Hess Hans · Ständerat · 2002-10-02
Hess Hans · Ständerat · Obwalden · Freisinnig-demokratische Fraktion · 2002-10-02
Wortprotokoll
Als Nichtkommissionsmitglied und zudem als Vertreter eines so genannten Nehmerkantons ist man während der Debatte um die Neugestaltung des Finanzausgleichs verunsichert. Die Geberkantone erwarten einerseits, dass wir für alles, was wir erhalten, danken. Andererseits sind wir als Vertreter eines Nehmerkantons auch gehalten, uns dort zu Wort zu melden, wo wir glauben, dass der eigene Kanton zu kurz kommen könnte.
Bei Artikel 7 handelt es sich um eine solche Bestimmung. Der Nachteil ergibt sich nicht aus dem Wortlaut dieses Artikels, sondern erst dann, wenn man die Tabelle mit den entsprechenden Indexwerten kennt.
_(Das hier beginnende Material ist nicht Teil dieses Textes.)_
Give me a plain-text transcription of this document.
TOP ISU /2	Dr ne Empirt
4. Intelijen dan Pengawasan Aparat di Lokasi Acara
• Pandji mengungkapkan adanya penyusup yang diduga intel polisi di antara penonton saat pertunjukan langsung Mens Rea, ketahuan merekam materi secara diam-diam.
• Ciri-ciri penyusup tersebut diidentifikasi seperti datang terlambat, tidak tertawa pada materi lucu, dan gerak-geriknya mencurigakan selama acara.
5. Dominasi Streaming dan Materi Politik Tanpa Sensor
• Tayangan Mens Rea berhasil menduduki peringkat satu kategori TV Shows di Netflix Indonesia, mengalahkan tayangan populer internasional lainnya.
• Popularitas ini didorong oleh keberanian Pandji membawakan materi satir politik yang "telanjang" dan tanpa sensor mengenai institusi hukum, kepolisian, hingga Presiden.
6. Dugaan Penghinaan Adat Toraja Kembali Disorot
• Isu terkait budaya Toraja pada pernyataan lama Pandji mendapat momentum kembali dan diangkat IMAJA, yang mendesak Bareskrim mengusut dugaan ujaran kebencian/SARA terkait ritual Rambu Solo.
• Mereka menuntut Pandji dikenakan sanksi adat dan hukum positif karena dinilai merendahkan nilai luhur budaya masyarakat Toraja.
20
Aus dieser Tabelle entnehme ich, dass z. B. der Kanton Neuenburg, der Kanton Freiburg und der Kanton Appenzell Ausserrhoden plötzlich als Gebirgskantone erscheinen und dank dem Kriterium "Bevölkerung mit einer Wohnhöhe über 800 Metern über Meer" beträchtliche Mittel erhalten. Für unser Verständnis beginnt das Gebirge nicht bei 800 Metern, sondern allenfalls bei 1000 Metern. Beim Titel geographisch-topographischer Lastenausgleich gehe ich davon aus, dass jene Kantone in den Genuss der Gelder gelangen, die auch entsprechende Strukturnachteile aufweisen. Solche Strukturnachteile sind z. B. Wildbäche mit den entsprechend kostenintensiven Verbauungen.
Ich bin mir bewusst, dass diese Tabellen heute nicht direkt Gegenstand unserer Beratung sind. Ich ersuche aber den Herrn Bundespräsidenten, meinem Anliegen insbesondere bei diesen Zuteilungen der Gelder Rechnung zu tragen.